This is intended to support logic which benefits from processing multiple events at
once, e.g. bulk loading records into a database.
.. note::
Batching of events is separate to prefetching events from Redis. Prefetching of
multiple events is enabled by default because it greatly benefits efficiency (you
can control it via the ``prefetch_count`` setting, default=8). Prefetched events are
buffered inside Runnel workers before they are yielded to your processor. Batching
controls how those events are yielded: either individually (the default) or as a
list of n events (using ``events.take(n, within=1)``).
.. warning::
Runnel acks events after every iteration through the event generator loop. When
using batching, this means the entire batch will be acked at once. As a result, you
must process the batch as a single unit atomically. If you iterate over the events
in a batch one-at-a-time and you fail half-way through, then the entire batch will
be considered failed (and handled according to your :attr:`runnel.constants.ExceptionPolicy`).

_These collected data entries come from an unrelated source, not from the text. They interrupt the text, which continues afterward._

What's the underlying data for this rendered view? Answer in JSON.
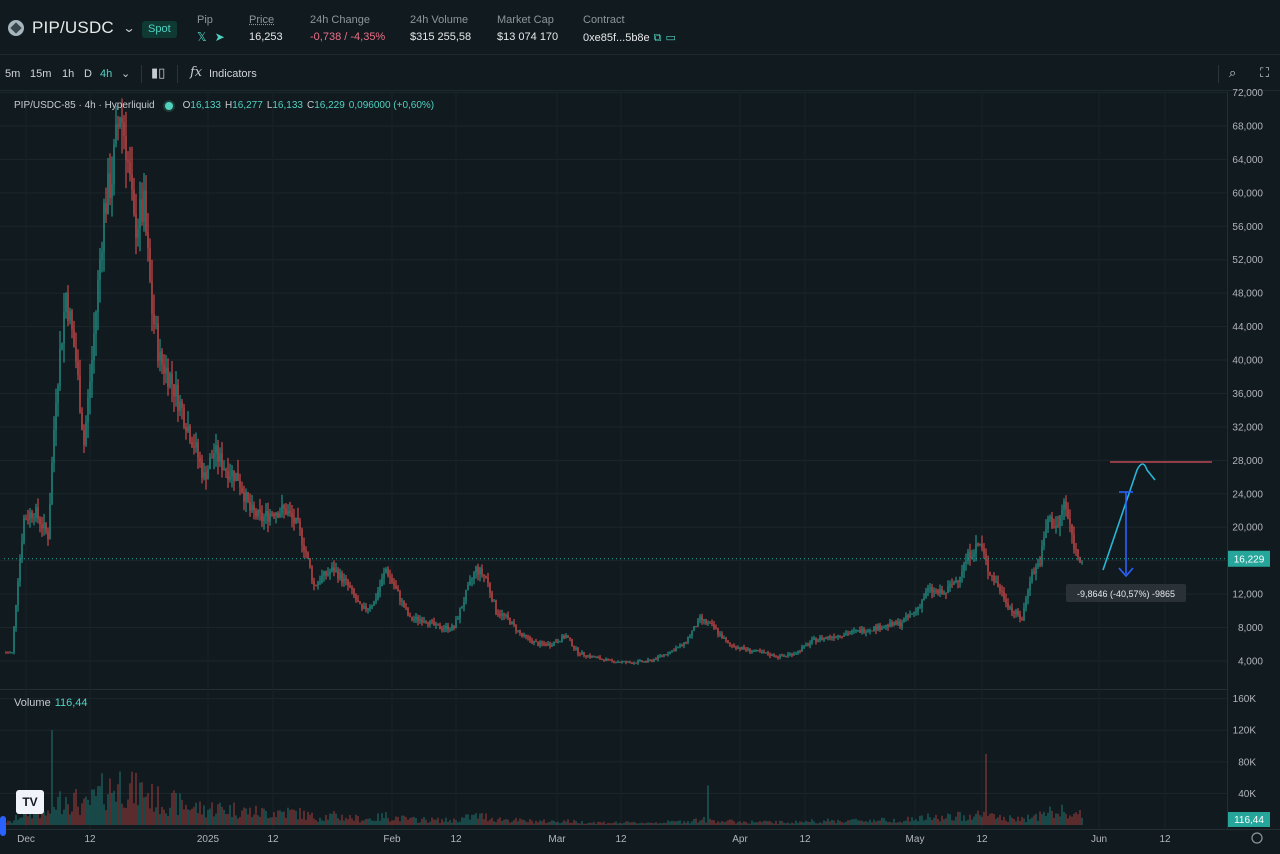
{
  "header": {
    "pair": "PIP/USDC",
    "market_type": "Spot",
    "stats": [
      {
        "label": "Pip",
        "value": ""
      },
      {
        "label": "Price",
        "value": "16,253"
      },
      {
        "label": "24h Change",
        "value": "-0,738 / -4,35%"
      },
      {
        "label": "24h Volume",
        "value": "$315 255,58"
      },
      {
        "label": "Market Cap",
        "value": "$13 074 170"
      },
      {
        "label": "Contract",
        "value": "0xe85f...5b8e"
      }
    ]
  },
  "toolbar": {
    "timeframes": [
      "5m",
      "15m",
      "1h",
      "D",
      "4h"
    ],
    "active_timeframe": "4h",
    "indicators_label": "Indicators"
  },
  "legend": {
    "symbol": "PIP/USDC-85 · 4h · Hyperliquid",
    "o_label": "O",
    "o": "16,133",
    "h_label": "H",
    "h": "16,277",
    "l_label": "L",
    "l": "16,133",
    "c_label": "C",
    "c": "16,229",
    "change": "0,096000 (+0,60%)"
  },
  "volume": {
    "label": "Volume",
    "value": "116,44",
    "last_label": "116,44"
  },
  "price_axis": [
    "72,000",
    "68,000",
    "64,000",
    "60,000",
    "56,000",
    "52,000",
    "48,000",
    "44,000",
    "40,000",
    "36,000",
    "32,000",
    "28,000",
    "24,000",
    "20,000",
    "16,000",
    "12,000",
    "8,000",
    "4,000"
  ],
  "volume_axis": [
    "160K",
    "120K",
    "80K",
    "40K"
  ],
  "time_axis": [
    "Dec",
    "12",
    "2025",
    "12",
    "Feb",
    "12",
    "Mar",
    "12",
    "Apr",
    "12",
    "May",
    "12",
    "Jun",
    "12"
  ],
  "last_price_label": "16,229",
  "measure_label": "-9,8646 (-40,57%) -9865",
  "colors": {
    "up": "#26a69a",
    "down": "#ef5350",
    "accent": "#50d2c1",
    "background": "#111a1f",
    "measure": "#2962ff",
    "drawing": "#29b6d6",
    "hline": "#e05260"
  }
}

This will lead to duplicate processing if the batch is retried, or dropped events if
the batch is ignored.
Background tasks
----------------
You can define background tasks to run at startup using :attr:`runnel.App.task`:
.. code-block:: python
@app.task
async def on_startup():
print("starting")
If you only want to run the task on one worker, set ``on_leader=True``:
.. code-block:: python
@app.task(on_leader=True)
async def on_startup():
print("running once")
Runnel also supports periodic tasks via :attr:`runnel.App.timer` and
:attr:`runnel.App.crontab`:
.. code-block:: python
@app.timer(interval=10)
async def every_10_seconds():
print("10 seconds passed")
.. code-block:: python
@app.crontab("45 17 * * *")
async def every_5_45_pm():
print("It is 5:45pm UTC")
They can also be configured to run only on the lead worker.
Running a worker
----------------
You can run the worker from your shell as follows (assuming you app is defined in
`example.py`):
.. code-block:: bash
$ runnel worker example:app
For the full set of command line options, see :attr:`runnel.cli.worker`.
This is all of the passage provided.